Tesla's Model 3 is a bit of an underdog tale. Tesla may be a well-known name in the automotive world but they don't hold a candle to car production and adoption like automotive giants such as Ford or Toyota. That's made the Model 3 a fairytale that many have been watching unfold and, if recent news about the vehicle's production is any indication of what's to come, tough sledding is ahead for Tesla.
The Model 3 is way behind in its production. Tesla delivered its first batch of Model 3 vehicles back on July 28, officially kicking off the Model 3's push to 1,500 cars delivered by September 30. Unfortunately for Tesla, the production end of the business never ramped up as intended. Instead of 1,500 cars delivered, Tesla has only managed to deliver 260 Model 3s by the September 30, 2017 checkpoint, meaning the company only delivered roughly 17% of its projected vehicles.
That's not necessarily a doom-and-gloom tale for Tesla. The Model 3 is an incredible achievement on its own, as it offers the benefits of going without gasoline with an attractive body and interior cabin, all in a price range that is affordable. The pre-orders were off the chart over the last year and a half, which eventually tagged over 500,000. Tesla knew it had a daunting production challenge if it was going to ramp up from a small EV manufacturing company to a large-scale, high-output operation. Musk may be optimistic about rallying the production woes but many early adopters backed out shortly after Tesla delivered its first Model 3 cars.

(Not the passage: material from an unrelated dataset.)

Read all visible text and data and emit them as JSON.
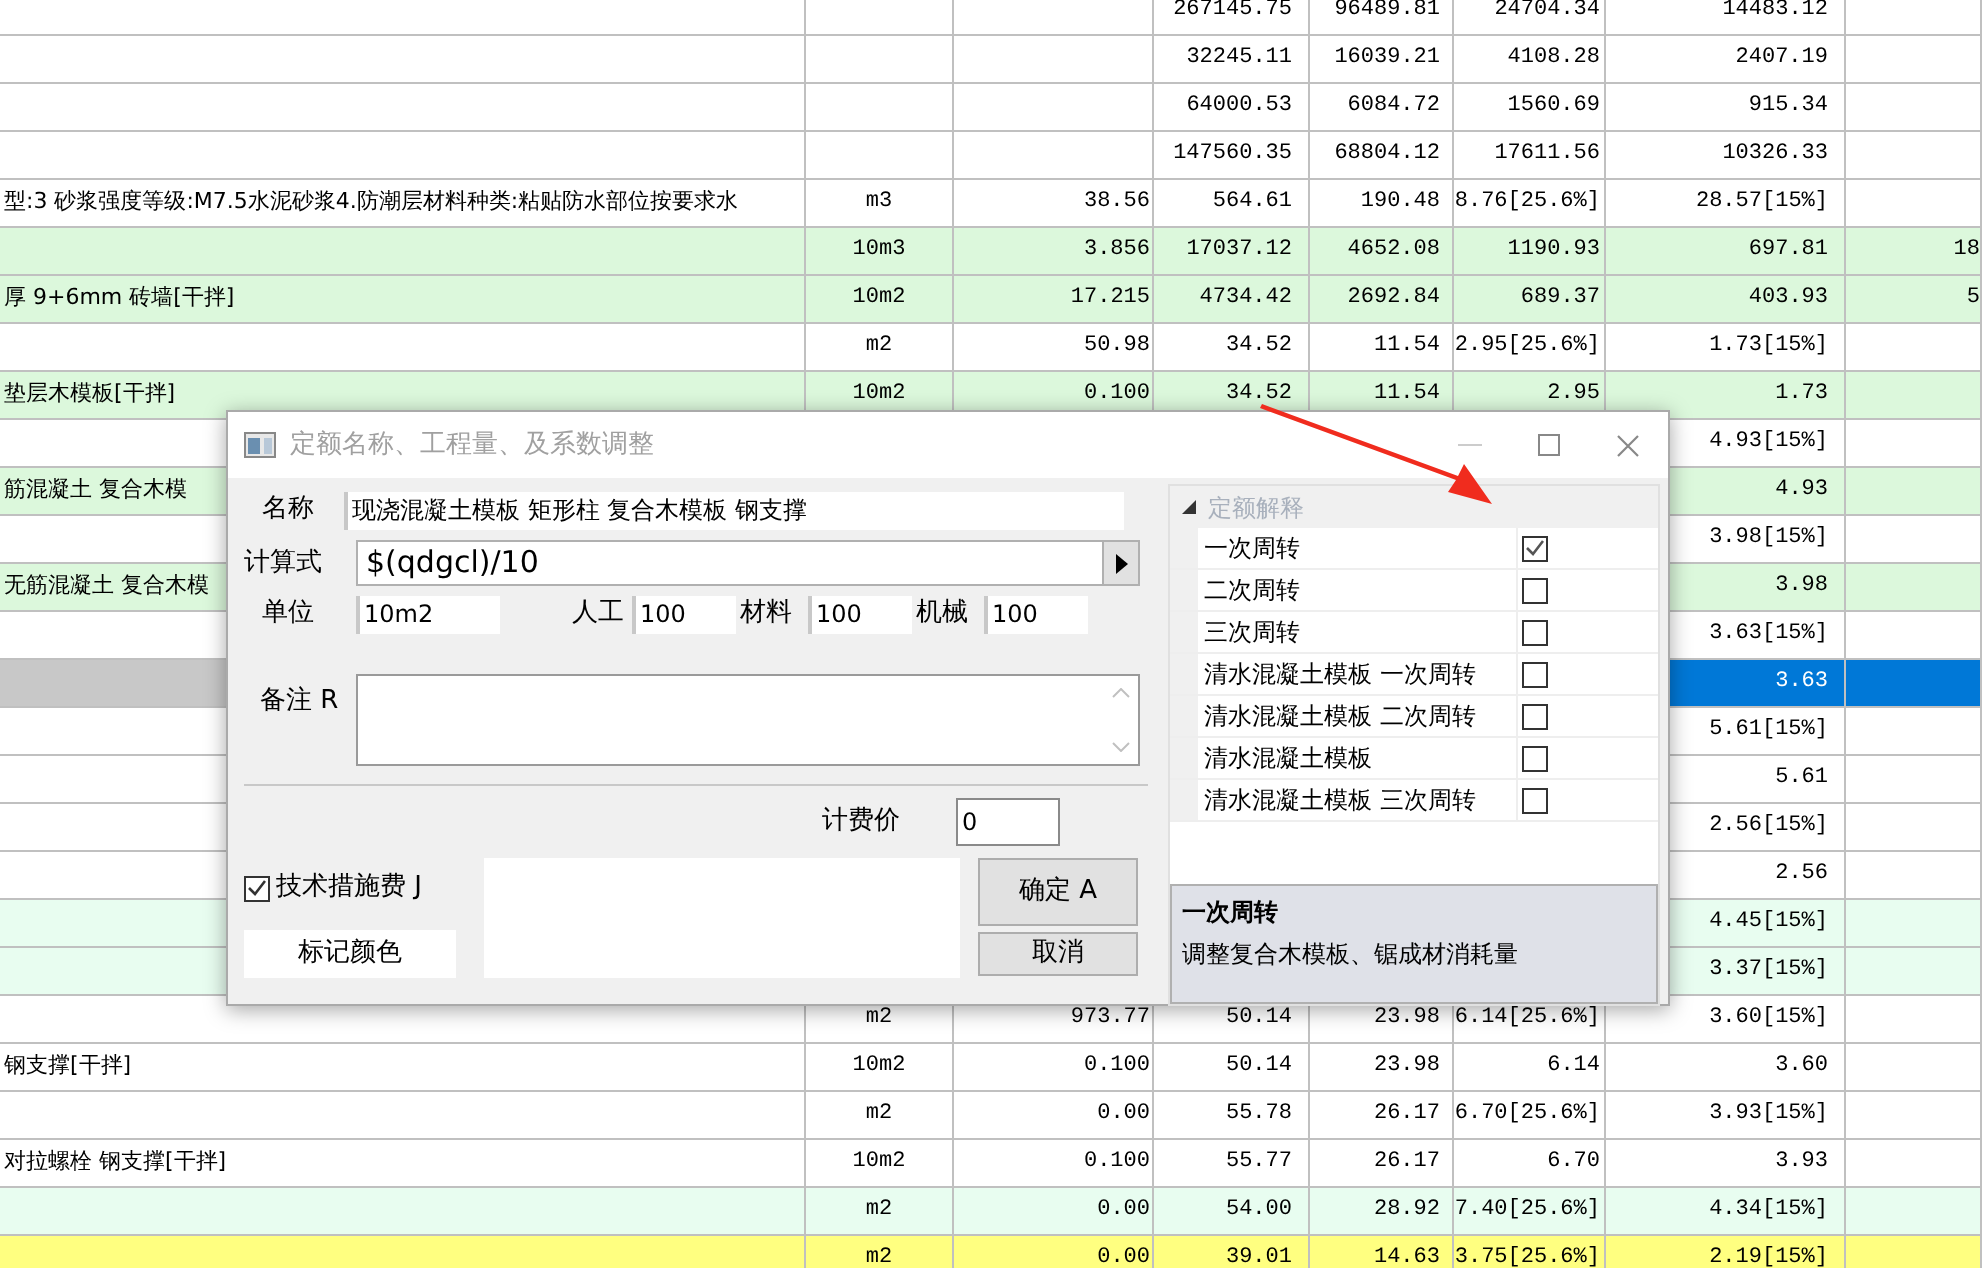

Elon Musk isn't worried about a little drop in faith by potential buyers. Tesla has repeatedly said that the company has plans to grow its production operation to deliver 5,000 Model 3 vehicles on a weekly basis by the end of 2017. However, given that it has taken the company two months to deliver 260, the hill to climb to 5,000 per week is steep in 2017. The biggest bottleneck in the production chain hasn't been made clear but given that the company had to build its Nevada-based Gigafactory to seriously ramp-up battery production, it's possible that the process of building and installing batteries is what is holding overall production up the most.